На первых курсах между факультетами существовало определённое соперничество, в какой-то степени своеобразная условная «вражда». Когда наш строй пересекался со строем «моряков» с IV факультета, отличавшихся от нас своей синей или черной морской формой, и которых, по нашему мнению «несчастных», преимущественно готовили для подводного флота, то во время прохождения из столовой или в столовую некоторые из нашего курса нестройными голосами затягивали известную песню: «По многим известным причинам нам женщины все хороши. / Стоят на сугробе мужчины, но на полюсе нет ни души / (и особенно громко) Прощайте, красотки! Прощай небосвод! / Подводная лодка уходит под лёд! / Подводная лодка – морская гроза, под черной пилоткой – стальные глаза»! В ответ слышали: «Ууу! Сапоги!»
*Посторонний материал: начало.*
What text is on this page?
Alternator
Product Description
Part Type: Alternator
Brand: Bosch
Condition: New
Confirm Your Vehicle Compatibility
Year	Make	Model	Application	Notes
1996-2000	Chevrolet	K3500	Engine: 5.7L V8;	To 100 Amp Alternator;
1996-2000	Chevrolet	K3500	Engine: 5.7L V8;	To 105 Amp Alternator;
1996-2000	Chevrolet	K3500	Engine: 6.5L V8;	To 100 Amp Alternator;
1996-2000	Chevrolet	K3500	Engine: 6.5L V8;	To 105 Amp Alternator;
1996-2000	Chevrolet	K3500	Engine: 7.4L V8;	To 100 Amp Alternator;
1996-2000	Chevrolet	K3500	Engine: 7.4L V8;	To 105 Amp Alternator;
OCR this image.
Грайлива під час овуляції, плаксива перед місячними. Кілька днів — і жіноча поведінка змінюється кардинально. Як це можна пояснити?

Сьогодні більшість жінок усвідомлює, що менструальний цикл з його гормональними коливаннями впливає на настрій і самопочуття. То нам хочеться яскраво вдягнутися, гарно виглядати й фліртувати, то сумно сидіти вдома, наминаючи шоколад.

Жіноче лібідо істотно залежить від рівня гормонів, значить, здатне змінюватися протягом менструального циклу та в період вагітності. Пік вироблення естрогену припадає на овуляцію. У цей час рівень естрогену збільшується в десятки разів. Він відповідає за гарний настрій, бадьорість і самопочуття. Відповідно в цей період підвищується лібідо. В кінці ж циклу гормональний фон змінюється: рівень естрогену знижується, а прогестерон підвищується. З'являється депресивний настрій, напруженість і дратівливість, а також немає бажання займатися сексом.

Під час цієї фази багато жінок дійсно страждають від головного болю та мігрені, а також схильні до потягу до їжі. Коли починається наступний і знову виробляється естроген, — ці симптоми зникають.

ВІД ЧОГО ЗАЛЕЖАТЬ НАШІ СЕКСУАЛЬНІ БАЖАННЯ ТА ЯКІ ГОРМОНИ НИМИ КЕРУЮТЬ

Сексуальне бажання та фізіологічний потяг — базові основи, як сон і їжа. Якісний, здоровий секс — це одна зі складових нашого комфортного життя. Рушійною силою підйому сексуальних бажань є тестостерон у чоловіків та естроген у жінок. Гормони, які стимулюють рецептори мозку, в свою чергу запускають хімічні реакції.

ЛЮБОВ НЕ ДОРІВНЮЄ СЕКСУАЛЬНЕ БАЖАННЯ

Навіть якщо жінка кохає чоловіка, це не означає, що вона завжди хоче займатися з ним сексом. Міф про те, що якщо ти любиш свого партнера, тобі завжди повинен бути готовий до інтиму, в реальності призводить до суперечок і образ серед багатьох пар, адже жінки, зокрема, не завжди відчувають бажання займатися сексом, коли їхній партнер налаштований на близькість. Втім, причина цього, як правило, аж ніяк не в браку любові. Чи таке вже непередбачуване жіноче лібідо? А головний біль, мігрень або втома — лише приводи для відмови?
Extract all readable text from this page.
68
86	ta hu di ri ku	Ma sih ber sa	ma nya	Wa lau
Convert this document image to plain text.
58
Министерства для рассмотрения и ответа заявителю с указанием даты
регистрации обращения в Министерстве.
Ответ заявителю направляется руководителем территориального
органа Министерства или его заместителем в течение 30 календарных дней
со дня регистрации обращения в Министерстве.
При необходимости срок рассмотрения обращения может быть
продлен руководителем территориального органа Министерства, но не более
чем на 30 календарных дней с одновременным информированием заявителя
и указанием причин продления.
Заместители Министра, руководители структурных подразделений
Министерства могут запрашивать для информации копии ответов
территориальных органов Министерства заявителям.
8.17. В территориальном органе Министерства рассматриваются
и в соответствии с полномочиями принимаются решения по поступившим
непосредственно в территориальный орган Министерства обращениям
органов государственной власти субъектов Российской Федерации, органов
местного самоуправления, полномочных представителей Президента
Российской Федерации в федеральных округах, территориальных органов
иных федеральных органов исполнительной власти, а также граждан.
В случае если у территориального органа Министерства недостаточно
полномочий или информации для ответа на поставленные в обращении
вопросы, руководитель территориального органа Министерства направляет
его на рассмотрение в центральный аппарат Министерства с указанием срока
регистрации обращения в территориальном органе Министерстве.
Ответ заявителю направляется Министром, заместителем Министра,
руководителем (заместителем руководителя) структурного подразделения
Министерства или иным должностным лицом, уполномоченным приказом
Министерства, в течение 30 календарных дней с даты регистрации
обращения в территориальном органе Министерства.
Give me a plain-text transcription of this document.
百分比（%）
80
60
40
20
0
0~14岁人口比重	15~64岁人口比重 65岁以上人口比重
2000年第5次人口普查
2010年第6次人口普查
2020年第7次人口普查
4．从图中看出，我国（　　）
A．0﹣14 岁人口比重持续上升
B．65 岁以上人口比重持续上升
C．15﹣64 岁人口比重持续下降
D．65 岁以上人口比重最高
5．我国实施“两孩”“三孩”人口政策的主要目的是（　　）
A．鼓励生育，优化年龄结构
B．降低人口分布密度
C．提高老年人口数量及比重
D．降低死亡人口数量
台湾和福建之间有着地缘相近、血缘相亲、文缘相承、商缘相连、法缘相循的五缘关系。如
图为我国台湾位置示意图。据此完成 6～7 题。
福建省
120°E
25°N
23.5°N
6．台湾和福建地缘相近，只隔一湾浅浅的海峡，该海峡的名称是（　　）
Уже на первом курсе была сочинена песня, отражающая настроения, в основном, молодёжи нашего курса. В какой-то степени её можно назвать строевой песней I курса майора Воробьева. В ней нашли отражение: традиционная лекционная неделя перед началом семестра; первые наши опыты на кафедре биологии, когда мы препарировали лягушек и изучали внутренности разных представителей животного мира; хождение строем в столовую и на кафедры; ненавистная всем утренняя физзарядка; и несправедливое распределение нагрузок при исполнении обязанностей военной службы. Короче, Шустовым в ней были охвачены почти все стороны казарменной жизни первокурсника:

Надоело лекцию писать,
Постигать кишечных суть явлений.
Пять нарядов мне ещё стоять,
Месяц у меня неувольнений.
 
И опять команды слышать звук
И дороги метры строем мерить.
Беломорины сосать мундштук
И ещё при том во что-то верить.
 
Завтра рано утром вновь вскочить,
Полчаса отмерзнуть на зарядке,
Кашу в восемь-десять получить,
Вот какие славные порядки.
 
Это надоело, черт возьми
Делать день за днём одно и тоже,
Изредка считать себя людьми,
Постоянно видеть те же рожи.
 
И опять команды слышать звук
И дороги метры строем мерить.
Беломорины сосать мундштук
И ещё при том во что-то верить.
 
Никуда не денешься держись,
Ты не первый, ты и не последний.
Многие живут собачью жизнь,
Правда кое-кто без построений.
 
И опять команды слышать звук
И дороги метры строем мерить.
Беломорины сосать мундштук
И ещё, при том, во что-то верить.
   
Справедливости ради следует отметить, что после первого семестра и зимних каникул, началось постепенное сплочение Курса. Надо было видеть радость встреч после того как ребята возвращались из дома в стены родной академии. Если лекционная неделя второго семестра начиналась 9 февраля 1973 года, то приезжали в Ленинград, как правило, за один-два дня. В первые дни возвращения все пребывали в состоянии какого-то особенно возбуждения, собирались по комнатам и делились своими впечатлениями.

Многие привозили что-нибудь особенное, домашнее, например, в это время мне удалось попробовать «Букет Молдавии» из большой бутыли командира моего отделения, младшего сержанта Марка Петровича Боржака. До сих пор ощущаю во рту вкус этого букета – вот что значит первое восприятие. Потом уже все эти ощущения притупились за счет обилия других выпитых вин.   

Возможно, этот эпизод запомнился ещё и потому, что винный букет наслаивался на радость встреч с однокурсниками и совпадал с ожиданием новых академических впечатлений.  Кто-то пировал в комнате, закусывая исключительно нежнейшим украинским салом, которое можно было есть одними губами, кто-то отправлялся гулять по Ленинграду или получать учебники к новому семестру в фундаментальной библиотеке.

Теоретическое обучение второго семестра 1 курса заканчивалось 26-го июня, а затем принимались экзамены по 17 июля. В тот год нам предстояло экзаменоваться по истории КПСС, органической химии, общей биологии и медицинской физике. Но перед допуском к экзаменам надо было сдать зачёты: по нормальной анатомии (два), химии, гистологии, иностранному и латинскому языку, уставам, оперативно тактической (в лагере) и физподготовке. Кто успешно справлялся с программой мог рассчитывать на летние каникулы в августе месяце.